Love ice cream? Love Matcha? Mix the two together and you are winning forever...


140g organic dark chocolate

2 tbsp of Matcha green tea powder

400ml full fat milk

300ml double cream

1 vanilla pod

80g fresh mint leaves

4 large egg yolks

140g unrefined caster sugar

  • put the chocolate in a freezer bag, seal and freeze for 30 minutes
  • in a small bowl, mix the Matcha with hot water (not boiling), set aside.
  • remove chocolate from freezer and bash up into small chunks inside the bag
  • pour milk and cream into a heavy based pan, scrape vanilla pod seeds in and add pod. Heat the mixture until almost boiled.

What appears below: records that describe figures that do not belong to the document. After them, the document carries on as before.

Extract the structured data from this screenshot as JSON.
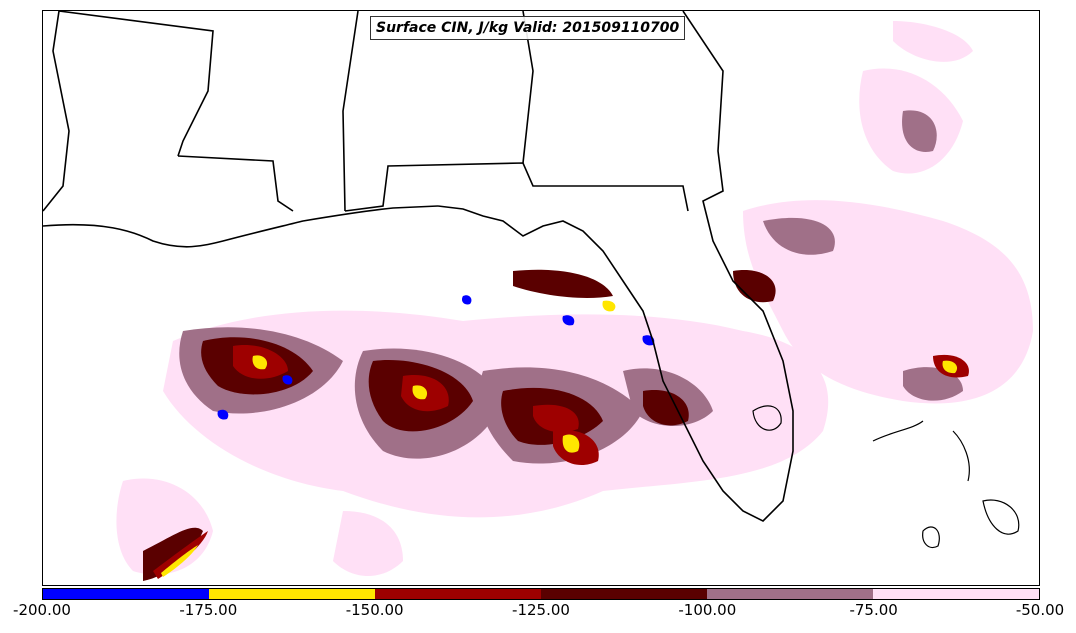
{
  "title": "Surface CIN, J/kg Valid: 201509110700",
  "colorbar": {
    "segments": [
      {
        "color": "#0000ff"
      },
      {
        "color": "#ffe600"
      },
      {
        "color": "#9e0000"
      },
      {
        "color": "#5a0000"
      },
      {
        "color": "#a07088"
      },
      {
        "color": "#ffe0f6"
      }
    ],
    "labels": [
      "-200.00",
      "-175.00",
      "-150.00",
      "-125.00",
      "-100.00",
      "-75.00",
      "-50.00"
    ]
  },
  "palette": {
    "blue": "#0000ff",
    "yellow": "#ffe600",
    "red": "#9e0000",
    "darkred": "#5a0000",
    "mauve": "#a07088",
    "pink": "#ffe0f6",
    "boundaries": "#000000"
  }
}
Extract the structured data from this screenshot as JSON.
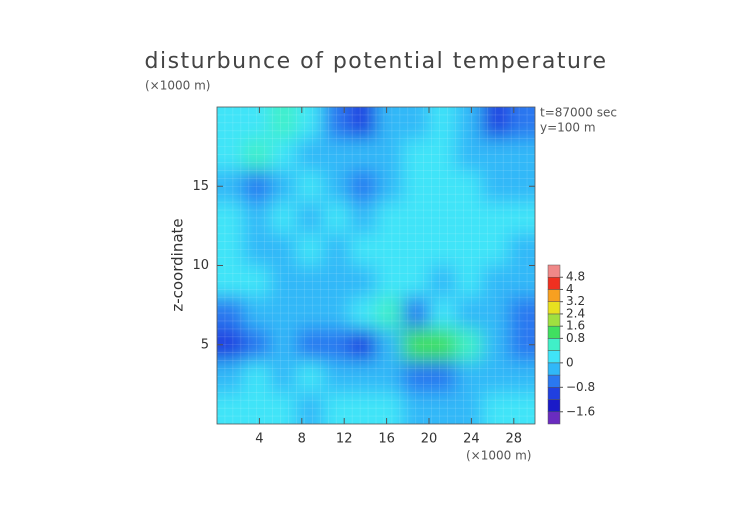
{
  "chart_data": {
    "type": "contourf",
    "title": "disturbunce of potential temperature",
    "y_unit": "(×1000 m)",
    "x_unit": "(×1000 m)",
    "ylabel": "z-coordinate",
    "annotations": [
      "t=87000 sec",
      "y=100 m"
    ],
    "xlim": [
      0,
      30
    ],
    "ylim": [
      0,
      20
    ],
    "xticks": [
      4,
      8,
      12,
      16,
      20,
      24,
      28
    ],
    "yticks": [
      5,
      10,
      15
    ],
    "levels": [
      -2.0,
      -1.6,
      -1.2,
      -0.8,
      -0.4,
      0,
      0.4,
      0.8,
      1.6,
      2.4,
      3.2,
      4,
      4.8,
      5.6
    ],
    "colors": [
      "#6a2cc0",
      "#1a1ac8",
      "#2040e0",
      "#2a78f0",
      "#30b8f8",
      "#40e4f8",
      "#40f0c8",
      "#40e060",
      "#a0e040",
      "#e8e020",
      "#f8a020",
      "#f03020",
      "#f08888"
    ],
    "cbar_ticks": [
      {
        "value": -1.6,
        "label": "−1.6"
      },
      {
        "value": -0.8,
        "label": "−0.8"
      },
      0,
      0.8,
      1.6,
      2.4,
      3.2,
      4,
      4.8
    ],
    "z": [
      [
        0.1,
        0.3,
        0.6,
        0.2,
        -0.5,
        -1.0,
        -0.3,
        -0.2,
        0.0,
        -0.3,
        -1.0,
        -0.5
      ],
      [
        0.2,
        0.4,
        0.3,
        -0.3,
        -0.4,
        -0.4,
        -0.2,
        0.0,
        0.1,
        -0.2,
        -0.4,
        -0.2
      ],
      [
        -0.2,
        -0.6,
        -0.2,
        0.1,
        -0.2,
        -0.6,
        -0.3,
        0.2,
        0.2,
        0.0,
        -0.2,
        -0.1
      ],
      [
        0.0,
        -0.3,
        0.1,
        -0.2,
        0.0,
        -0.3,
        0.0,
        0.3,
        0.3,
        0.1,
        0.0,
        0.0
      ],
      [
        0.1,
        -0.2,
        -0.3,
        0.0,
        -0.2,
        0.0,
        0.2,
        0.3,
        0.1,
        0.2,
        0.0,
        -0.1
      ],
      [
        0.0,
        0.2,
        -0.2,
        -0.1,
        -0.2,
        -0.1,
        0.1,
        0.2,
        -0.3,
        0.0,
        -0.2,
        -0.2
      ],
      [
        -0.6,
        -0.4,
        -0.2,
        -0.3,
        -0.2,
        0.3,
        0.6,
        -0.6,
        0.0,
        -0.3,
        -0.4,
        -0.6
      ],
      [
        -1.0,
        -0.5,
        -0.3,
        -0.6,
        -0.8,
        -0.9,
        -0.2,
        0.9,
        0.9,
        0.5,
        -0.4,
        -0.8
      ],
      [
        -0.2,
        0.1,
        -0.2,
        0.0,
        -0.2,
        -0.4,
        -0.1,
        -0.6,
        -0.8,
        -0.4,
        -0.2,
        -0.3
      ],
      [
        0.1,
        0.0,
        0.2,
        -0.2,
        0.1,
        0.0,
        0.2,
        -0.2,
        -0.3,
        -0.2,
        0.1,
        0.2
      ]
    ]
  }
}
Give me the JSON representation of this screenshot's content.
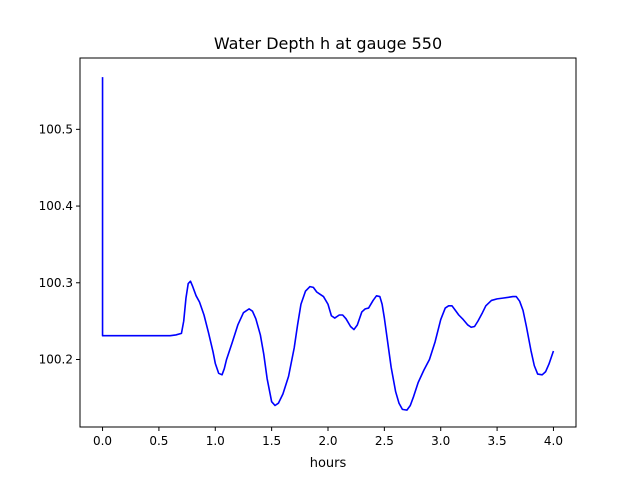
{
  "chart_data": {
    "type": "line",
    "title": "Water Depth h at gauge 550",
    "xlabel": "hours",
    "ylabel": "",
    "xlim": [
      -0.2,
      4.2
    ],
    "ylim": [
      100.112,
      100.593
    ],
    "x_ticks": [
      0.0,
      0.5,
      1.0,
      1.5,
      2.0,
      2.5,
      3.0,
      3.5,
      4.0
    ],
    "x_tick_labels": [
      "0.0",
      "0.5",
      "1.0",
      "1.5",
      "2.0",
      "2.5",
      "3.0",
      "3.5",
      "4.0"
    ],
    "y_ticks": [
      100.2,
      100.3,
      100.4,
      100.5
    ],
    "y_tick_labels": [
      "100.2",
      "100.3",
      "100.4",
      "100.5"
    ],
    "grid": false,
    "colors": {
      "line": "#0000ff",
      "axes": "#000000",
      "background": "#ffffff"
    },
    "series": [
      {
        "x": [
          0.0,
          0.0,
          0.0,
          0.1,
          0.2,
          0.3,
          0.4,
          0.5,
          0.55,
          0.6,
          0.65,
          0.7,
          0.72,
          0.74,
          0.76,
          0.78,
          0.8,
          0.83,
          0.86,
          0.9,
          0.94,
          0.98,
          1.0,
          1.03,
          1.06,
          1.08,
          1.1,
          1.15,
          1.2,
          1.25,
          1.3,
          1.33,
          1.36,
          1.4,
          1.43,
          1.46,
          1.5,
          1.53,
          1.56,
          1.6,
          1.65,
          1.7,
          1.73,
          1.76,
          1.8,
          1.84,
          1.87,
          1.9,
          1.93,
          1.96,
          2.0,
          2.03,
          2.06,
          2.1,
          2.13,
          2.16,
          2.2,
          2.23,
          2.26,
          2.3,
          2.33,
          2.36,
          2.4,
          2.43,
          2.46,
          2.48,
          2.5,
          2.53,
          2.56,
          2.6,
          2.63,
          2.66,
          2.7,
          2.73,
          2.76,
          2.8,
          2.85,
          2.9,
          2.95,
          3.0,
          3.04,
          3.07,
          3.1,
          3.13,
          3.16,
          3.2,
          3.24,
          3.27,
          3.3,
          3.33,
          3.37,
          3.4,
          3.45,
          3.5,
          3.55,
          3.6,
          3.64,
          3.67,
          3.7,
          3.73,
          3.76,
          3.8,
          3.83,
          3.86,
          3.9,
          3.93,
          3.96,
          4.0
        ],
        "y": [
          100.568,
          100.231,
          100.231,
          100.231,
          100.231,
          100.231,
          100.231,
          100.231,
          100.231,
          100.231,
          100.232,
          100.234,
          100.25,
          100.28,
          100.299,
          100.302,
          100.295,
          100.283,
          100.275,
          100.258,
          100.235,
          100.21,
          100.195,
          100.182,
          100.18,
          100.188,
          100.2,
          100.222,
          100.245,
          100.261,
          100.266,
          100.263,
          100.253,
          100.232,
          100.207,
          100.175,
          100.145,
          100.14,
          100.143,
          100.155,
          100.178,
          100.215,
          100.245,
          100.272,
          100.289,
          100.295,
          100.294,
          100.288,
          100.285,
          100.282,
          100.272,
          100.257,
          100.254,
          100.258,
          100.258,
          100.253,
          100.243,
          100.239,
          100.245,
          100.262,
          100.266,
          100.267,
          100.277,
          100.283,
          100.282,
          100.272,
          100.254,
          100.222,
          100.19,
          100.158,
          100.143,
          100.135,
          100.134,
          100.14,
          100.152,
          100.17,
          100.186,
          100.2,
          100.223,
          100.252,
          100.267,
          100.27,
          100.27,
          100.264,
          100.258,
          100.252,
          100.245,
          100.242,
          100.243,
          100.25,
          100.261,
          100.27,
          100.277,
          100.279,
          100.28,
          100.281,
          100.282,
          100.282,
          100.276,
          100.264,
          100.243,
          100.212,
          100.192,
          100.181,
          100.18,
          100.184,
          100.194,
          100.211
        ]
      }
    ]
  }
}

Add mint, cover and leave for 15 minutes
  • strain the liquid and press mint hard in the sieve to extract all the flavour.
  • whisk the egg yolks and caster sugar until thick. Add the Matcha tea mixture and whisk again thoroughly
  • return the mint cream mix to a fresh pan and bring back to almost boiling
  • pour half the hot liquid onto the egg and tea mixture and whisk. Add the rest of the cream and mix.
  • clean the pan and return the cream mix, cook over a low heat, stirring continuously for about 3 to 4 minutes (make sure it does not curdle!)
  • strain the mixture into a bowl and leave to cool. Stir it occasionally so it does not form any skin
  • chill the mixture over night
  • Churn the mixture in an ice-cream maker until frozen, add the chocolate pieces before it sets. If you do not have an ice cream maker, pour the mixture into a chilled container and freeze for 2-3 hours. Whisk thoroughly to break up any crystals and add the chocolate chips. Freeze until solid. Soften for 20 - 30 minutes in the fridge before serving.